Neste sábado, 22 de agosto de 2026, a firmeza do Salmo 119 nos desafia a usar a voz para o que é justo, reto e verdadeiro. Descubra por que quem tem integridade nos bastidores recusa a fofoca, fuja do atalho da mentira e faz da própria palavra um compromisso de honra com Deus e com o próximo.
“A minha língua falará da tua palavra, pois todos os teus mandamentos são justiça.”
— Salmos 119:172
No verso 172 do Salmo 119, o salmista faz uma escolha consciente sobre o uso da sua voz e da sua palavra no meio da comunidade. No texto original em hebraico, a expressão usada para "falar" (ta'an) carrega o sentido de responder, testemunhar e cantar publicamente uma verdade recebida. Ele não usa a língua para espalhar fofoca, semear discórdia ou defender interesses escusos, mas para dar passagem àquilo que vem do Criador. E a razão para esse compromisso é bem clara: a palavra tsedeq, traduzida como "justiça", mostra que as leis e os ensinamentos de Deus são retos, corretos e sem qualquer tipo de desvio ou fraude. O salmista entende que quando a nossa boca se abre para defender a justiça e os mandamentos divinos, a nossa fala ganha um peso moral que nenhuma conversa fiada consegue sustentar.
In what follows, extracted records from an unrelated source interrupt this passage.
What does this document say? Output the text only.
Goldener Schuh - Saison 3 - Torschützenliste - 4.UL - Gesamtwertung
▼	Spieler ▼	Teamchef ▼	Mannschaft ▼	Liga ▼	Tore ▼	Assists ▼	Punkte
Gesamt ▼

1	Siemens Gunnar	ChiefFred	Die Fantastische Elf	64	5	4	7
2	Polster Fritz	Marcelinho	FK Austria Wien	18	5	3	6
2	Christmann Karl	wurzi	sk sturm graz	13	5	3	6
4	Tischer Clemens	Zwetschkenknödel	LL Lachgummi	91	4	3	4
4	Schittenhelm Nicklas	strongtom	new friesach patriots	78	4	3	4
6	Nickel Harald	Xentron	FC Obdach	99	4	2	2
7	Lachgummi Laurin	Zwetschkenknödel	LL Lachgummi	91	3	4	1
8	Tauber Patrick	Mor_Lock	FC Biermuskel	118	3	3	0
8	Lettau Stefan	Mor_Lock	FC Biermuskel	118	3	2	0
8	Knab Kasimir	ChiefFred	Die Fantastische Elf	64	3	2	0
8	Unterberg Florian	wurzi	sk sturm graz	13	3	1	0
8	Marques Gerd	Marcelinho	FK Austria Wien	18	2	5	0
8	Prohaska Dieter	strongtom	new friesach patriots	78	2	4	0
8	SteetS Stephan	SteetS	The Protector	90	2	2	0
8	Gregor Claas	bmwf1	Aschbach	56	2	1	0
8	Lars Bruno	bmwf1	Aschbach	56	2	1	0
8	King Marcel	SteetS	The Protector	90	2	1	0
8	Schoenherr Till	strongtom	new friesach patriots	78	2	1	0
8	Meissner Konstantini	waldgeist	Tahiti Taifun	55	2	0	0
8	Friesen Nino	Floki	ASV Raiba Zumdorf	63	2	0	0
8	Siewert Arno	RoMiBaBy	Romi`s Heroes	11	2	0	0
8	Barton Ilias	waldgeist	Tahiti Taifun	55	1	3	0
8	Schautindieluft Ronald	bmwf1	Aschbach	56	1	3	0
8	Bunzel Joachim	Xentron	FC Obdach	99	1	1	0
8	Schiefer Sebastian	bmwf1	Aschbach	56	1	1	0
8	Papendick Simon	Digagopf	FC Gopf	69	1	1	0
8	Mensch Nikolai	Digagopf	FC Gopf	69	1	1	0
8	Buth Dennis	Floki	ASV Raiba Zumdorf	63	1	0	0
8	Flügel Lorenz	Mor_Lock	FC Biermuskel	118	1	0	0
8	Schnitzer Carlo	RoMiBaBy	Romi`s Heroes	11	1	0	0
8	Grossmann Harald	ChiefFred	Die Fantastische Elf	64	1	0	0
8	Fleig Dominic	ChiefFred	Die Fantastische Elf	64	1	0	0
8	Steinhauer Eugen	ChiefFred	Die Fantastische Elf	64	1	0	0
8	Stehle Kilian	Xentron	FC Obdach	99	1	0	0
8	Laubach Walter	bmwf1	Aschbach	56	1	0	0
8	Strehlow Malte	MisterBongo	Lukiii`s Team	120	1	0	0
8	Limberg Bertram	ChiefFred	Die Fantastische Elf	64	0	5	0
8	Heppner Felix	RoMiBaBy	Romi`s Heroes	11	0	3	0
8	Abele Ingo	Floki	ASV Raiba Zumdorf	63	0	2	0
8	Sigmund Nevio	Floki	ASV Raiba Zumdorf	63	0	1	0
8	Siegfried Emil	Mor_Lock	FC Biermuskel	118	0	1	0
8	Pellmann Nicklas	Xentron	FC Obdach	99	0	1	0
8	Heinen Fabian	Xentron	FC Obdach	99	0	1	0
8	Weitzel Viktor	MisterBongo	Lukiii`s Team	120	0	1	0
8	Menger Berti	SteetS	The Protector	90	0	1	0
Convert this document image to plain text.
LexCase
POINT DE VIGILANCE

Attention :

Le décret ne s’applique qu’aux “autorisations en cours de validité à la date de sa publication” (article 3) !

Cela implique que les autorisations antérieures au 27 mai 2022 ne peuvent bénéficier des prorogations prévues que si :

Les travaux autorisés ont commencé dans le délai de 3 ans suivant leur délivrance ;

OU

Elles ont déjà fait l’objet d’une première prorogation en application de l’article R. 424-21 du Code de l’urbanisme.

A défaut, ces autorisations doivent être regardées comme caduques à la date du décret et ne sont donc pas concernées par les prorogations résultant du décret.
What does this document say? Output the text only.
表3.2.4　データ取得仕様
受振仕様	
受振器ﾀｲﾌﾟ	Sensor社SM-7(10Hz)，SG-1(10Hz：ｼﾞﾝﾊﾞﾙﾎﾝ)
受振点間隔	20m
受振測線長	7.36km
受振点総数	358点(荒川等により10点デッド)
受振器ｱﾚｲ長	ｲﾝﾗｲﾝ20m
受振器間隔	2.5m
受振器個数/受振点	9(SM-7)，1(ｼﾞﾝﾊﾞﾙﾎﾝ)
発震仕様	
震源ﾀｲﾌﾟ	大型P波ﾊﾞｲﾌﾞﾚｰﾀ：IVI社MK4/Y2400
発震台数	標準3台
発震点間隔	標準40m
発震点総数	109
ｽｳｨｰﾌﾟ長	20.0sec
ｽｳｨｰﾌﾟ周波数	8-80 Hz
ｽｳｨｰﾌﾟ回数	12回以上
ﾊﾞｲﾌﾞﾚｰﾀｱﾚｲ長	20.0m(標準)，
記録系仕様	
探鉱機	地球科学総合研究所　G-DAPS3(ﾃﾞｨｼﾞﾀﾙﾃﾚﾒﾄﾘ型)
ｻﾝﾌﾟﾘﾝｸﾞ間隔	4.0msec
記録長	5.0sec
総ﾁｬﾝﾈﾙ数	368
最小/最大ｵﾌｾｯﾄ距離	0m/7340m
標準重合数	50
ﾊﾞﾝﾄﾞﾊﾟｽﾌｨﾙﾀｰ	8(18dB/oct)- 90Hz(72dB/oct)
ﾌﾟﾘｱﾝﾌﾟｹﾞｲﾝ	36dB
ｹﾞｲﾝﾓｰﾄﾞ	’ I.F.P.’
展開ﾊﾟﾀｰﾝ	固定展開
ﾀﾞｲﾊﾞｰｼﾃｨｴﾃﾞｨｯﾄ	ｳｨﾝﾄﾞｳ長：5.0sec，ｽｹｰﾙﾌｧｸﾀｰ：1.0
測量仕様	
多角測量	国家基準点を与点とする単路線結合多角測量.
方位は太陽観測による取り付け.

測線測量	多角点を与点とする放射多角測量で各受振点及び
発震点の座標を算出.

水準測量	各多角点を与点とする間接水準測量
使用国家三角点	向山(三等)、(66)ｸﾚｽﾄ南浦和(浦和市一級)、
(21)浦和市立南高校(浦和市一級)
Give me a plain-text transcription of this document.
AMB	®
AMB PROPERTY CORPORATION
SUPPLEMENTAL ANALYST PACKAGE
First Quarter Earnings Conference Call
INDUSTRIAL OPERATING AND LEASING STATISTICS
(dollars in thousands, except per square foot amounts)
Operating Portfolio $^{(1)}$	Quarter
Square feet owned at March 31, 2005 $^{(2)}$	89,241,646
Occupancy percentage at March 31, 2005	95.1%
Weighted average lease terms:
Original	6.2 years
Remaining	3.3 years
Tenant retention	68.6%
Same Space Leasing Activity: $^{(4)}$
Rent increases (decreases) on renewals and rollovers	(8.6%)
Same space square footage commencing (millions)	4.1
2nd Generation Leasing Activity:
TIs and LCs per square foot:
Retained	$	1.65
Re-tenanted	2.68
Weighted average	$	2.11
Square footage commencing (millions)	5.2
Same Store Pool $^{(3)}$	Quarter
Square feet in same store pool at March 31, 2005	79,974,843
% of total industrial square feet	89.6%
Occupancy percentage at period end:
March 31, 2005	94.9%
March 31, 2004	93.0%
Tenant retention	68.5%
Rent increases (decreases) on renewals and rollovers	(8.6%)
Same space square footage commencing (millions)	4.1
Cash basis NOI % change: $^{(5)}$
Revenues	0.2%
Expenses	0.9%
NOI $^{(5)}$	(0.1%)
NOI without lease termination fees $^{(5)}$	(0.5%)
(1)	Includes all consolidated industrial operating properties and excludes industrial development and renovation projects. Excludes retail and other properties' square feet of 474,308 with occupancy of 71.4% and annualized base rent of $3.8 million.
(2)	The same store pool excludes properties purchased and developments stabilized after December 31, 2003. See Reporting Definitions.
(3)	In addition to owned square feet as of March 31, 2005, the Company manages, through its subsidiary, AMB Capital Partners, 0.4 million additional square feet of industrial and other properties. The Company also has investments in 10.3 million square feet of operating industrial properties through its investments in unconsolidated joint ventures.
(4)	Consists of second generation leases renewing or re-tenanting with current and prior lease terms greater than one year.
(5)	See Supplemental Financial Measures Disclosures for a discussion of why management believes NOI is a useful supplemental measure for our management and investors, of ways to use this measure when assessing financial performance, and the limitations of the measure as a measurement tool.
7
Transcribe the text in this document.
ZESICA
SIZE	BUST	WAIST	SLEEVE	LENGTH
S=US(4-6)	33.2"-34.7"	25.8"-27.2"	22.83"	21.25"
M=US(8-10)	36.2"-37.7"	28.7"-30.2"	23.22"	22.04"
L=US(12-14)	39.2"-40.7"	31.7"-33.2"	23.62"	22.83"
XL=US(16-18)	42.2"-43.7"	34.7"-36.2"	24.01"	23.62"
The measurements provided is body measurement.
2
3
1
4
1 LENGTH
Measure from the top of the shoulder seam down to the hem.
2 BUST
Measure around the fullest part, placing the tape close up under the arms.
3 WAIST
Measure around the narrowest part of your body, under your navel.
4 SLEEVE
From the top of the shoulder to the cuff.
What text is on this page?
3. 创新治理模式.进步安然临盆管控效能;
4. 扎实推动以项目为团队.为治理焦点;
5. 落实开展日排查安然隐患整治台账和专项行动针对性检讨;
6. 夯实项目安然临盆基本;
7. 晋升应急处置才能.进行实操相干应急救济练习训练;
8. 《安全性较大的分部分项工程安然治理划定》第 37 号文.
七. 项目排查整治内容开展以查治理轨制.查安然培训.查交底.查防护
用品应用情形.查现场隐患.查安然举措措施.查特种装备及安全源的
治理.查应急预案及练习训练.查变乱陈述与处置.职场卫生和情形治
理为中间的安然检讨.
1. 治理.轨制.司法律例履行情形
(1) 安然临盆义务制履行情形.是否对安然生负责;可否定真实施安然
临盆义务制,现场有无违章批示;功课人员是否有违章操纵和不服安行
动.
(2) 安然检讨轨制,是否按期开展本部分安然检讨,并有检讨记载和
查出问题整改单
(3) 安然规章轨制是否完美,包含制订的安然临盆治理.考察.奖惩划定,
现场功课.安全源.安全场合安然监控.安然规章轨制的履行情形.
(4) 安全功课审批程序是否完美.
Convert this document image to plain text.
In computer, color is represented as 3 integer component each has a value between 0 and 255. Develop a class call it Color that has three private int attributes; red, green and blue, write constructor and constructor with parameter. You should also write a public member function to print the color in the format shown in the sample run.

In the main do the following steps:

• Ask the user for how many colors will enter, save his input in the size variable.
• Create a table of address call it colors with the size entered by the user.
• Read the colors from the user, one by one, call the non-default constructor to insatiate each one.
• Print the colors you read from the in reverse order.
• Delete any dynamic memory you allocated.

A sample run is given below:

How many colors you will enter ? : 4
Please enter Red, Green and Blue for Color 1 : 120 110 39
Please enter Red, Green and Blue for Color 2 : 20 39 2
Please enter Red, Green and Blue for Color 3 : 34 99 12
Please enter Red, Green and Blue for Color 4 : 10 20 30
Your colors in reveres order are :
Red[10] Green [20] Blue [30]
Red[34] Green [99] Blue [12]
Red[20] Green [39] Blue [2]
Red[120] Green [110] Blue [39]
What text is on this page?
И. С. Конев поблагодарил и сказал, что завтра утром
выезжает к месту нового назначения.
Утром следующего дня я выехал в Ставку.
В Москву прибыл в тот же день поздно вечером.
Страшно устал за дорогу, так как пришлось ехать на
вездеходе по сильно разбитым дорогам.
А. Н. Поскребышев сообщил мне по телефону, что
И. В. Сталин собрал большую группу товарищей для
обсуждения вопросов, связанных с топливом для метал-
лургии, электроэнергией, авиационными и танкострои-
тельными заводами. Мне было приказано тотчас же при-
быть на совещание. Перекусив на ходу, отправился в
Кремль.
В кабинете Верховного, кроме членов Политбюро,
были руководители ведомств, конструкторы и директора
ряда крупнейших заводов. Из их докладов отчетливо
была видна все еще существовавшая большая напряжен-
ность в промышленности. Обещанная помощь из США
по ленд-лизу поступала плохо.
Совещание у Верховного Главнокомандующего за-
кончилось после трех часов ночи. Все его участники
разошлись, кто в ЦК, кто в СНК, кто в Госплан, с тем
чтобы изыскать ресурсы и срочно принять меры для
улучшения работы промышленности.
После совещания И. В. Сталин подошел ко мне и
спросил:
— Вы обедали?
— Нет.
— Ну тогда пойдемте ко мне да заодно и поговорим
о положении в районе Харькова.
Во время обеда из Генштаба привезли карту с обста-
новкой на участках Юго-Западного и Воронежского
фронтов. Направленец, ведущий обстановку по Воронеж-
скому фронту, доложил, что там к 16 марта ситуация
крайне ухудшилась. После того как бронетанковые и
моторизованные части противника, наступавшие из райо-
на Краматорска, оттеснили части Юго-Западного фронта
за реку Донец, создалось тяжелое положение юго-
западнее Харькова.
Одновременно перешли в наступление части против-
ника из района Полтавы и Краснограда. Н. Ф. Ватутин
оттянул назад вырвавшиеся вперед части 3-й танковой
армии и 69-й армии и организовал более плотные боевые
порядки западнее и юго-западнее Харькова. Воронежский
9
Trazer essa postura para este sábado, 22 de agosto de 2026, é um convite urgente para fazermos um pente-fino no modo como temos usado a nossa voz no dia a dia. A gente vive numa época cheia de ruído, onde muita gente usa a língua para destruir reputações, espalhar mentiras nas redes sociais, defender injustiças por conveniência política ou simplesmente jogar conversa fora. No entanto, para o cidadão de princípios e para quem anda com Deus, a palavra dita tem valor de documento. Falar da justiça de Deus significa usar a nossa voz para defender quem está sendo injustiçado, para apontar o que é certo mesmo quando a maioria prefere o erro e para manter uma conversa limpa, sem falsidade e sem maquiagem, tanto na rua quanto dentro de casa.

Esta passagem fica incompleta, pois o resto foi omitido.